Bonne fête aux Benoît

L’éphéméride

Les naissances

Suzanne Vega

Suzanne Vega, née le 11 juillet 1959 à Santa Monica, est une autrice-compositrice-interprète américaine qui s’impose comme une figure majeure de la scène folk contemporaine. Dès les années 1980, elle séduit le public avec ses textes sensibles et engagés, portés par une voix claire et une écriture poétique. Elle se fait connaître grâce à des chansons comme « Luka », qui aborde avec délicatesse et courage le thème de la maltraitance infantile, et « Tom’s Diner », un morceau a cappella devenu culte, notamment après avoir été remixé et transformé en tube international. Suzanne Vega s’affirme comme une artiste innovante, capable de marier des influences folk, pop et électroniques, tout en gardant une grande authenticité. Elle inspire de nombreux artistes, notamment des femmes, par son indépendance et son originalité. De plus, sa voix est utilisée par les ingénieurs du son lors de la création du format MP3, ce qui lui vaut le surnom de « mère du MP3 ». Aujourd’hui encore, elle continue d’écrire, de composer et de se produire sur scène, explorant de nouveaux horizons musicaux tout en restant fidèle à son univers intimiste et engagé.

Giorgio Armani

Giorgio Armani, né le 11 juillet 1934 à Piacenza en Italie, est un styliste et entrepreneur visionnaire qui révolutionne la mode contemporaine par son sens aigu de l’élégance et du minimalisme. Après avoir commencé sa carrière comme étalagiste, il travaille pour la maison Cerruti, où il affine son style avant de fonder sa propre marque, Giorgio Armani S.p.A., en 1975. Il impose rapidement une nouvelle esthétique, faite de lignes épurées, de coupes fluides et de couleurs sobres, qui séduit aussi bien les hommes que les femmes. Armani redéfinit le costume, le rendant plus souple et confortable, et habille aussi bien les stars d’Hollywood que les hommes d’affaires du monde entier. Son influence s’étend au-delà du vêtement : il développe des lignes de parfums, d’accessoires, de décoration intérieure et même des hôtels de luxe, bâtissant un véritable empire. Considéré comme l’un des créateurs les plus influents de son époque, il incarne le raffinement italien et continue d’innover, tout en restant une référence incontournable de la mode internationale.

1920 – Yul Brynner

Yul Brynner, né le 11 juillet 1920 à Vladivostok, est un acteur russo-américain qui marque durablement l’histoire du cinéma et du théâtre par son charisme magnétique et son apparence inoubliable, notamment sa tête rasée qui devient sa signature. Il connaît la gloire internationale grâce à son interprétation du roi Mongkut dans la comédie musicale The King and I, un rôle qu’il incarne sur scène plus de 4 000 fois, captivant des générations de spectateurs par sa prestance et son intensité. Ce rôle lui vaut également l’Oscar du meilleur acteur pour l’adaptation cinématographique de 1956. Brynner s’illustre aussi dans des films majeurs tels que Les Dix Commandements, où il partage l’affiche avec Charlton Heston, Anastasia aux côtés d’Ingrid Bergman, Les Sept Mercenaires qui devient un classique du western, ou encore Westworld, précurseur de la science-fiction au cinéma. Par son talent, son allure et sa voix grave, il influence durablement l’image du héros hollywoodien et reste une figure emblématique du spectacle vivant et du septième art.

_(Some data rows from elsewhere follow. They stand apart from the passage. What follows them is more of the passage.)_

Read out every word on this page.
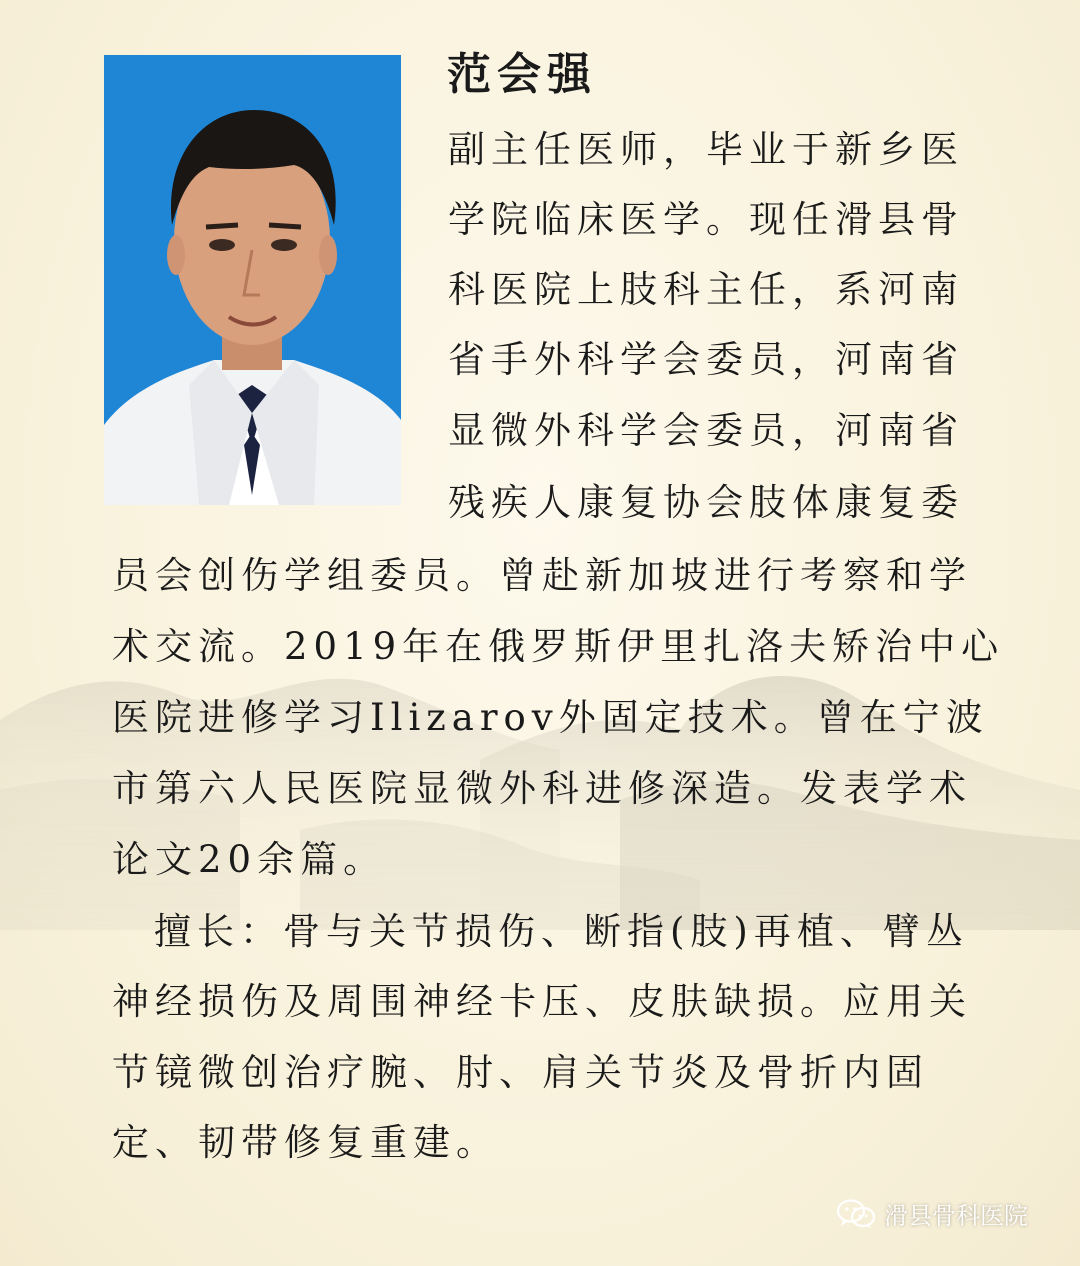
范会强
副主任医师，毕业于新乡医
学院临床医学。现任滑县骨
科医院上肢科主任，系河南
省手外科学会委员，河南省
显微外科学会委员，河南省
残疾人康复协会肢体康复委
员会创伤学组委员。曾赴新加坡进行考察和学
术交流。2019年在俄罗斯伊里扎洛夫矫治中心
医院进修学习Ilizarov外固定技术。曾在宁波
市第六人民医院显微外科进修深造。发表学术
论文20余篇。
擅长：骨与关节损伤、断指(肢)再植、臂丛
神经损伤及周围神经卡压、皮肤缺损。应用关
节镜微创治疗腕、肘、肩关节炎及骨折内固
定、韧带修复重建。
滑县骨科医院
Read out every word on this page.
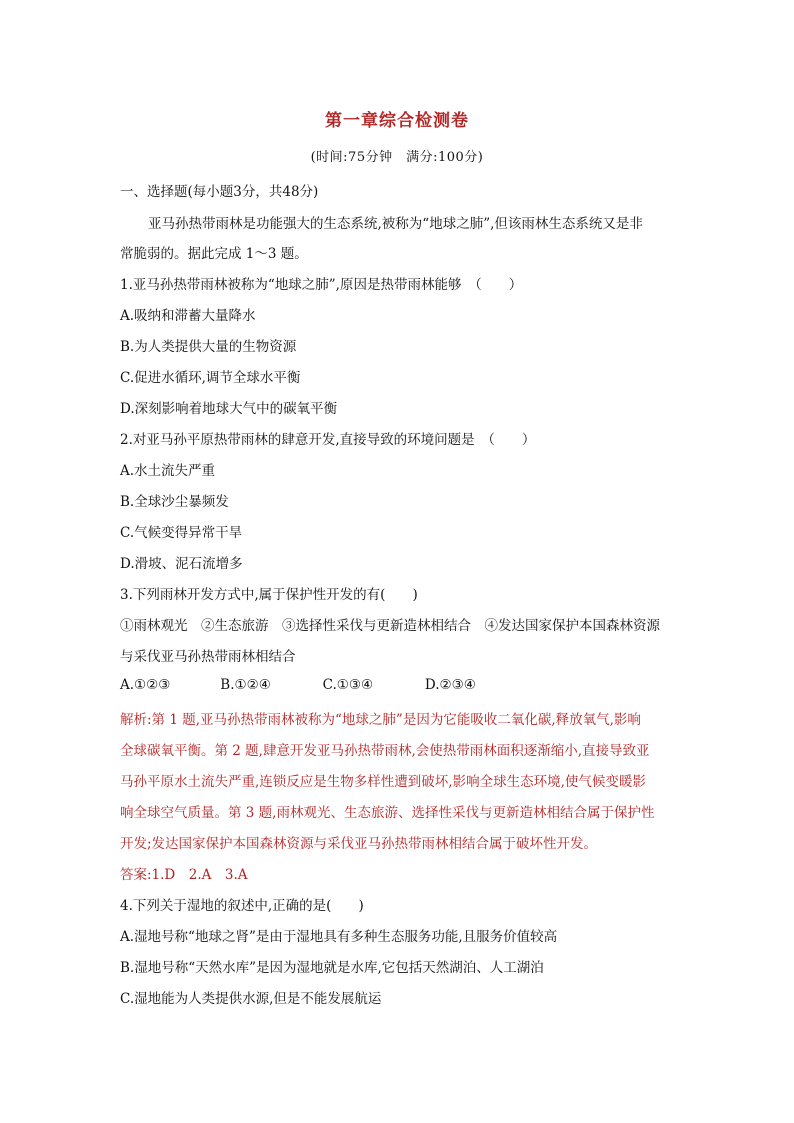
第一章综合检测卷
(时间:75分钟　满分:100分)
一、选择题(每小题3分，共48分)
亚马孙热带雨林是功能强大的生态系统,被称为“地球之肺”,但该雨林生态系统又是非
常脆弱的。据此完成 1～3 题。
1.亚马孙热带雨林被称为“地球之肺”,原因是热带雨林能够　（　　）
A.吸纳和滞蓄大量降水
B.为人类提供大量的生物资源
C.促进水循环,调节全球水平衡
D.深刻影响着地球大气中的碳氧平衡
2.对亚马孙平原热带雨林的肆意开发,直接导致的环境问题是　（　　）
A.水土流失严重
B.全球沙尘暴频发
C.气候变得异常干旱
D.滑坡、泥石流增多
3.下列雨林开发方式中,属于保护性开发的有(　　)
①雨林观光　②生态旅游　③选择性采伐与更新造林相结合　④发达国家保护本国森林资源
与采伐亚马孙热带雨林相结合
A.①②③	B.①②④	C.①③④	D.②③④
解析:第 1 题,亚马孙热带雨林被称为“地球之肺”是因为它能吸收二氧化碳,释放氧气,影响
全球碳氧平衡。第 2 题,肆意开发亚马孙热带雨林,会使热带雨林面积逐渐缩小,直接导致亚
马孙平原水土流失严重,连锁反应是生物多样性遭到破坏,影响全球生态环境,使气候变暖影
响全球空气质量。第 3 题,雨林观光、生态旅游、选择性采伐与更新造林相结合属于保护性
开发;发达国家保护本国森林资源与采伐亚马孙热带雨林相结合属于破坏性开发。
答案:1.D　2.A　3.A
4.下列关于湿地的叙述中,正确的是(　　)
A.湿地号称“地球之肾”是由于湿地具有多种生态服务功能,且服务价值较高
B.湿地号称“天然水库”是因为湿地就是水库,它包括天然湖泊、人工湖泊
C.湿地能为人类提供水源,但是不能发展航运
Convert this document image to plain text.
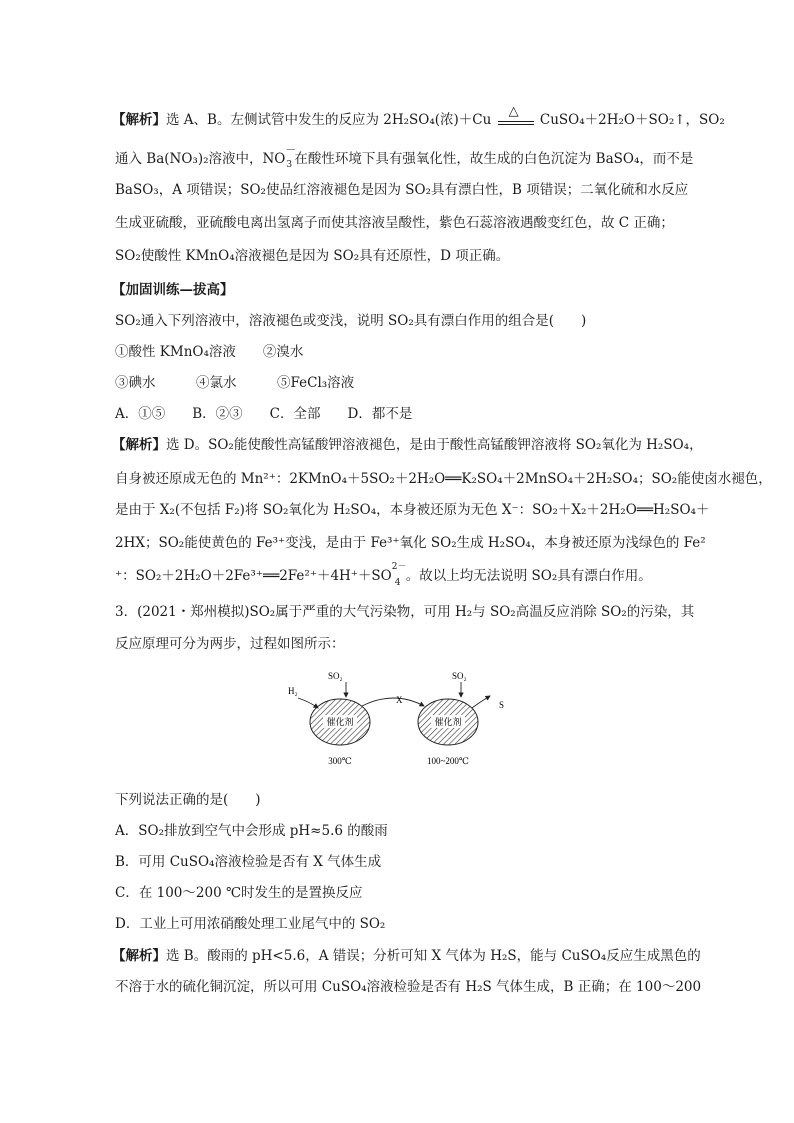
【解析】选 A、B。左侧试管中发生的反应为 2H₂SO₄(浓)＋Cu
△
CuSO₄＋2H₂O＋SO₂↑，SO₂
通入 Ba(NO₃)₂溶液中，NO
－
3 在酸性环境下具有强氧化性，故生成的白色沉淀为 BaSO₄，而不是
BaSO₃，A 项错误；SO₂使品红溶液褪色是因为 SO₂具有漂白性，B 项错误；二氧化硫和水反应
生成亚硫酸，亚硫酸电离出氢离子而使其溶液呈酸性，紫色石蕊溶液遇酸变红色，故 C 正确；
SO₂使酸性 KMnO₄溶液褪色是因为 SO₂具有还原性，D 项正确。
【加固训练—拔高】
SO₂通入下列溶液中，溶液褪色或变浅，说明 SO₂具有漂白作用的组合是(　　)
①酸性 KMnO₄溶液　　②溴水
③碘水　　　④氯水　　　⑤FeCl₃溶液
A．①⑤　　B．②③　　C．全部　　D．都不是
【解析】选 D。SO₂能使酸性高锰酸钾溶液褪色，是由于酸性高锰酸钾溶液将 SO₂氧化为 H₂SO₄，
自身被还原成无色的 Mn²⁺：2KMnO₄＋5SO₂＋2H₂O══K₂SO₄＋2MnSO₄＋2H₂SO₄；SO₂能使卤水褪色，
是由于 X₂(不包括 F₂)将 SO₂氧化为 H₂SO₄，本身被还原为无色 X⁻：SO₂＋X₂＋2H₂O══H₂SO₄＋
2HX；SO₂能使黄色的 Fe³⁺变浅，是由于 Fe³⁺氧化 SO₂生成 H₂SO₄，本身被还原为浅绿色的 Fe²
⁺：SO₂＋2H₂O＋2Fe³⁺══2Fe²⁺＋4H⁺＋SO
2－
4 。故以上均无法说明 SO₂具有漂白作用。
3．(2021・郑州模拟)SO₂属于严重的大气污染物，可用 H₂与 SO₂高温反应消除 SO₂的污染，其
反应原理可分为两步，过程如图所示：
催化剂	催化剂
H₂
SO₂
X
SO₂
S
300℃	100~200℃
下列说法正确的是(　　)
A．SO₂排放到空气中会形成 pH≈5.6 的酸雨
B．可用 CuSO₄溶液检验是否有 X 气体生成
C．在 100～200 ℃时发生的是置换反应
D．工业上可用浓硝酸处理工业尾气中的 SO₂
【解析】选 B。酸雨的 pH<5.6，A 错误；分析可知 X 气体为 H₂S，能与 CuSO₄反应生成黑色的
不溶于水的硫化铜沉淀，所以可用 CuSO₄溶液检验是否有 H₂S 气体生成，B 正确；在 100～200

Yul Brynner décède le 10 octobre 1985 à New York, des suites d’un cancer du poumon. Après sa disparition, il choisit comme dernière demeure la France, pays qu’il affectionne particulièrement. Il repose au cimetière de l’abbaye royale de Saint-Michel de Bois-Aubry, près de Luzé, en Touraine, une région paisible qui symbolise pour lui le repos et la sérénité.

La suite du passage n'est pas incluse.